L’école en France, c’est uniquement la transmission des savoirs, ce n’est pas le développement personnel. C’est ça qu’il faut changer. Le programme national est extrêmement lourd mais aussi ennuyeux. Pourquoi cette obsession avec la grammaire ? La structure de la langue française, jusqu’à un certain point, ça a un sens mais répéter toutes les variations de la structure d’une phrase… C’est peut-être pour les gens qui veulent faire de la linguistique mais pas pour tout le monde. La même chose avec les maths, l’accent est tellement mis sur les maths. Où est passée la créativité dans les salles de classe ? Je ne sais pas. Est-ce qu’on a l’opportunité de s’exprimer, à l’écrit, à l’oral, d’essayer des choses, d’écrire un roman, des nouvelles…C’est aussi frappant de voir que dans d’autres pays on fait beaucoup plus que ça et en France, très peu.
En ce moment, les profs ne reçoivent que peu ou pas de formation. Quel est l’impact sur la classe ? Quelle formation devraient-ils recevoir ?

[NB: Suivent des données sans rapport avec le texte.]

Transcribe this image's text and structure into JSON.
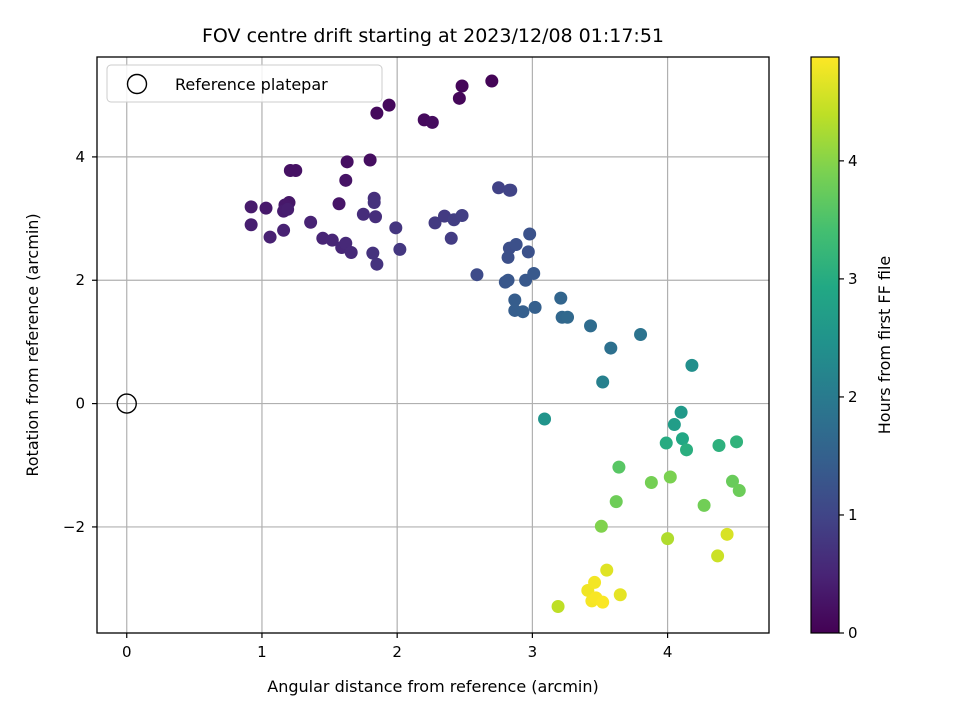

C’est complètement scandaleux que 16 000 profs ont commencé cette année sans formation du tout. La solution passe par une formation des profs qui est beaucoup plus exigeante, beaucoup plus approfondie. Si on regarde les pays qui ont des systèmes éducatifs qui marchent bien, surtout la Finlande mais aussi la Corée du Sud, et d’autres pays, les profs sont toujours très bien formés, et formés non seulement dans les disciplines qu’ils enseignent mais aussi dans les méthodes pédagogiques.

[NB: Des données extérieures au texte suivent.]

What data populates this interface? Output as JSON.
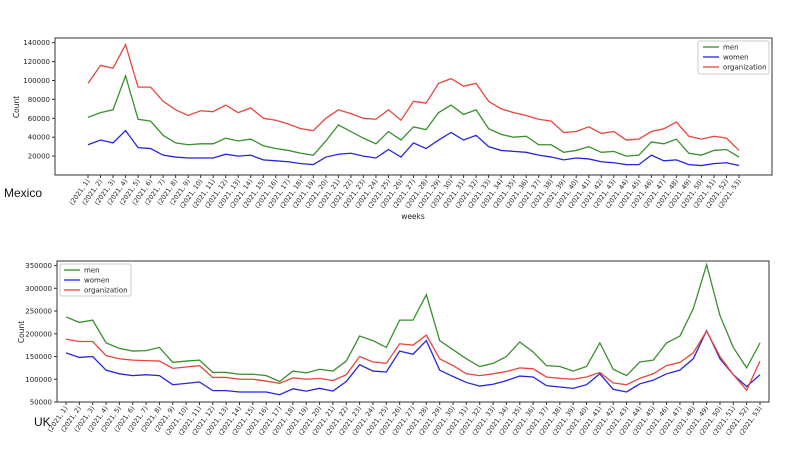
{
  "colors": {
    "men": "#3a8f2e",
    "women": "#2525e0",
    "organization": "#e8453c"
  },
  "chart_data": [
    {
      "type": "line",
      "caption": "Mexico",
      "xlabel": "weeks",
      "ylabel": "Count",
      "ylim": [
        0,
        145000
      ],
      "yticks": [
        20000,
        40000,
        60000,
        80000,
        100000,
        120000,
        140000
      ],
      "ytick_labels": [
        "20000",
        "40000",
        "60000",
        "80000",
        "100000",
        "120000",
        "140000"
      ],
      "legend_position": "top-right",
      "categories": [
        "(2021, 1)",
        "(2021, 2)",
        "(2021, 3)",
        "(2021, 4)",
        "(2021, 5)",
        "(2021, 6)",
        "(2021, 7)",
        "(2021, 8)",
        "(2021, 9)",
        "(2021, 10)",
        "(2021, 11)",
        "(2021, 12)",
        "(2021, 13)",
        "(2021, 14)",
        "(2021, 15)",
        "(2021, 16)",
        "(2021, 17)",
        "(2021, 18)",
        "(2021, 19)",
        "(2021, 20)",
        "(2021, 21)",
        "(2021, 22)",
        "(2021, 23)",
        "(2021, 24)",
        "(2021, 25)",
        "(2021, 26)",
        "(2021, 27)",
        "(2021, 28)",
        "(2021, 29)",
        "(2021, 30)",
        "(2021, 31)",
        "(2021, 32)",
        "(2021, 33)",
        "(2021, 34)",
        "(2021, 35)",
        "(2021, 36)",
        "(2021, 37)",
        "(2021, 38)",
        "(2021, 39)",
        "(2021, 40)",
        "(2021, 41)",
        "(2021, 42)",
        "(2021, 43)",
        "(2021, 44)",
        "(2021, 45)",
        "(2021, 46)",
        "(2021, 47)",
        "(2021, 48)",
        "(2021, 49)",
        "(2021, 50)",
        "(2021, 51)",
        "(2021, 52)",
        "(2021, 53)"
      ],
      "series": [
        {
          "name": "men",
          "color_key": "men",
          "values": [
            61000,
            66000,
            69000,
            105000,
            59000,
            57000,
            42000,
            34000,
            32000,
            33000,
            33000,
            39000,
            36000,
            38000,
            31000,
            28000,
            26000,
            23000,
            21000,
            36000,
            53000,
            46000,
            39000,
            33000,
            46000,
            37000,
            51000,
            48000,
            66000,
            74000,
            64000,
            69000,
            49000,
            43000,
            40000,
            41000,
            32000,
            32000,
            24000,
            26000,
            30000,
            24000,
            25000,
            20000,
            21000,
            35000,
            33000,
            38000,
            23000,
            21000,
            26000,
            27000,
            19000
          ]
        },
        {
          "name": "women",
          "color_key": "women",
          "values": [
            32000,
            37000,
            34000,
            47000,
            29000,
            28000,
            21000,
            19000,
            18000,
            18000,
            18000,
            22000,
            20000,
            21000,
            16000,
            15000,
            14000,
            12000,
            11000,
            19000,
            22000,
            23000,
            20000,
            18000,
            27000,
            19000,
            34000,
            28000,
            37000,
            45000,
            37000,
            42000,
            30000,
            26000,
            25000,
            24000,
            21000,
            19000,
            16000,
            18000,
            17000,
            14000,
            13000,
            11000,
            11000,
            21000,
            15000,
            16000,
            11000,
            10000,
            12000,
            13000,
            10000
          ]
        },
        {
          "name": "organization",
          "color_key": "organization",
          "values": [
            97000,
            116000,
            113000,
            138000,
            93000,
            93000,
            78000,
            69000,
            63000,
            68000,
            67000,
            74000,
            66000,
            71000,
            60000,
            58000,
            54000,
            49000,
            47000,
            60000,
            69000,
            65000,
            60000,
            59000,
            69000,
            58000,
            78000,
            76000,
            97000,
            102000,
            94000,
            97000,
            78000,
            70000,
            66000,
            63000,
            59000,
            57000,
            45000,
            46000,
            51000,
            44000,
            46000,
            37000,
            38000,
            46000,
            49000,
            56000,
            41000,
            38000,
            41000,
            39000,
            26000
          ]
        }
      ]
    },
    {
      "type": "line",
      "caption": "UK",
      "xlabel": "",
      "ylabel": "Count",
      "ylim": [
        50000,
        360000
      ],
      "yticks": [
        50000,
        100000,
        150000,
        200000,
        250000,
        300000,
        350000
      ],
      "ytick_labels": [
        "50000",
        "100000",
        "150000",
        "200000",
        "250000",
        "300000",
        "350000"
      ],
      "legend_position": "top-left",
      "categories": [
        "(2021, 1)",
        "(2021, 2)",
        "(2021, 3)",
        "(2021, 4)",
        "(2021, 5)",
        "(2021, 6)",
        "(2021, 7)",
        "(2021, 8)",
        "(2021, 9)",
        "(2021, 10)",
        "(2021, 11)",
        "(2021, 12)",
        "(2021, 13)",
        "(2021, 14)",
        "(2021, 15)",
        "(2021, 16)",
        "(2021, 17)",
        "(2021, 18)",
        "(2021, 19)",
        "(2021, 20)",
        "(2021, 21)",
        "(2021, 22)",
        "(2021, 23)",
        "(2021, 24)",
        "(2021, 25)",
        "(2021, 26)",
        "(2021, 27)",
        "(2021, 28)",
        "(2021, 29)",
        "(2021, 30)",
        "(2021, 31)",
        "(2021, 32)",
        "(2021, 33)",
        "(2021, 34)",
        "(2021, 35)",
        "(2021, 36)",
        "(2021, 37)",
        "(2021, 38)",
        "(2021, 39)",
        "(2021, 40)",
        "(2021, 41)",
        "(2021, 42)",
        "(2021, 43)",
        "(2021, 44)",
        "(2021, 45)",
        "(2021, 46)",
        "(2021, 47)",
        "(2021, 48)",
        "(2021, 49)",
        "(2021, 50)",
        "(2021, 51)",
        "(2021, 52)",
        "(2021, 53)"
      ],
      "series": [
        {
          "name": "men",
          "color_key": "men",
          "values": [
            237000,
            225000,
            230000,
            180000,
            168000,
            162000,
            163000,
            170000,
            137000,
            140000,
            142000,
            115000,
            115000,
            111000,
            111000,
            108000,
            95000,
            118000,
            114000,
            122000,
            118000,
            140000,
            195000,
            185000,
            170000,
            230000,
            230000,
            286000,
            185000,
            165000,
            145000,
            128000,
            135000,
            150000,
            182000,
            160000,
            130000,
            128000,
            118000,
            128000,
            180000,
            122000,
            108000,
            138000,
            142000,
            180000,
            195000,
            255000,
            352000,
            240000,
            170000,
            125000,
            180000
          ]
        },
        {
          "name": "women",
          "color_key": "women",
          "values": [
            158000,
            148000,
            150000,
            120000,
            112000,
            108000,
            110000,
            108000,
            88000,
            91000,
            94000,
            75000,
            75000,
            72000,
            72000,
            72000,
            66000,
            79000,
            74000,
            80000,
            74000,
            95000,
            132000,
            118000,
            116000,
            162000,
            155000,
            185000,
            120000,
            106000,
            93000,
            85000,
            89000,
            97000,
            107000,
            105000,
            86000,
            83000,
            80000,
            88000,
            112000,
            78000,
            72000,
            90000,
            98000,
            112000,
            120000,
            145000,
            207000,
            145000,
            110000,
            84000,
            110000
          ]
        },
        {
          "name": "organization",
          "color_key": "organization",
          "values": [
            188000,
            183000,
            183000,
            152000,
            145000,
            142000,
            141000,
            140000,
            124000,
            127000,
            130000,
            104000,
            104000,
            100000,
            100000,
            96000,
            91000,
            103000,
            100000,
            102000,
            97000,
            110000,
            150000,
            138000,
            135000,
            178000,
            175000,
            197000,
            145000,
            130000,
            112000,
            108000,
            112000,
            117000,
            125000,
            123000,
            105000,
            102000,
            100000,
            105000,
            115000,
            92000,
            88000,
            102000,
            112000,
            130000,
            137000,
            158000,
            206000,
            150000,
            110000,
            76000,
            140000
          ]
        }
      ]
    }
  ]
}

J’ai visité la Finlande pour mon livre et j’ai parlé aux étudiants. C’est très difficile de devenir prof en Finlande : 1 sur 10 est pris. On fait 5 ans de formation avec énormément de simulations de la salle de classe, énormément de pratique, de stages et comme ça, au moment où on entre vraiment pour la première fois dans une salle de classe on est très bien préparé.
En plus, il y a une formation continue, permanente. En France, cet aspect de la formation pédagogique n’existe presque pas. Les Français devraient revoir toute la formation pédagogique des enseignants et insister sur une vraie formation et aussi élargir le concours.
Dans le sens qu’on prend les gagnants non seulement à cause de leurs capacités intellectuelles mais aussi de leur personnalité. Est-ce qu’ils ont la personnalité adaptée à enseigner ? C’est ce qu’on fait en Finlande. Vous êtes très très fort dans la matière et ensuite vous devez passer un oral de compétences humaines. S’ils sont motivés, si on changeait les critères, ça donnerait un peu de réflexion aux candidats. Est-ce que je suis doué pour ça ou est-ce que ce serait mieux de faire autre chose ?
Et les écoles privées ? Sont-elles la solution ?
Un grand atout du système français c’est que l’école est publique. Aux E-U, vous verrez que les inégalités sont terrifiantes là-bas. Les écoles privées coutent une fortune ; jusqu’à 30 000 dollars par an et les écoles publiques sont complètement abandonnées sans moyens financiers. Ce n’est pas du tout la solution. La structure de l’école en France avec ce côté très important, c’est un atout.
Que peuvent faire les élèves déjà dans le système pour éviter de se faire écraser ?
C’est impossible d’échapper au système de la notation que je trouve particulièrement néfaste. Mais il y a quand même des perspectives qui sont meilleures, surtout pour quelqu’un qui maintenant a 16 ans parce qu’avant on n’avait pas grand choix, c’était Terminale, classe prépa, grande école ou bac, fac, et échec. Maintenant grâce à l’ouverture internationale des grandes écoles, c’est beaucoup plus facile de construire une orientation qui va réussir.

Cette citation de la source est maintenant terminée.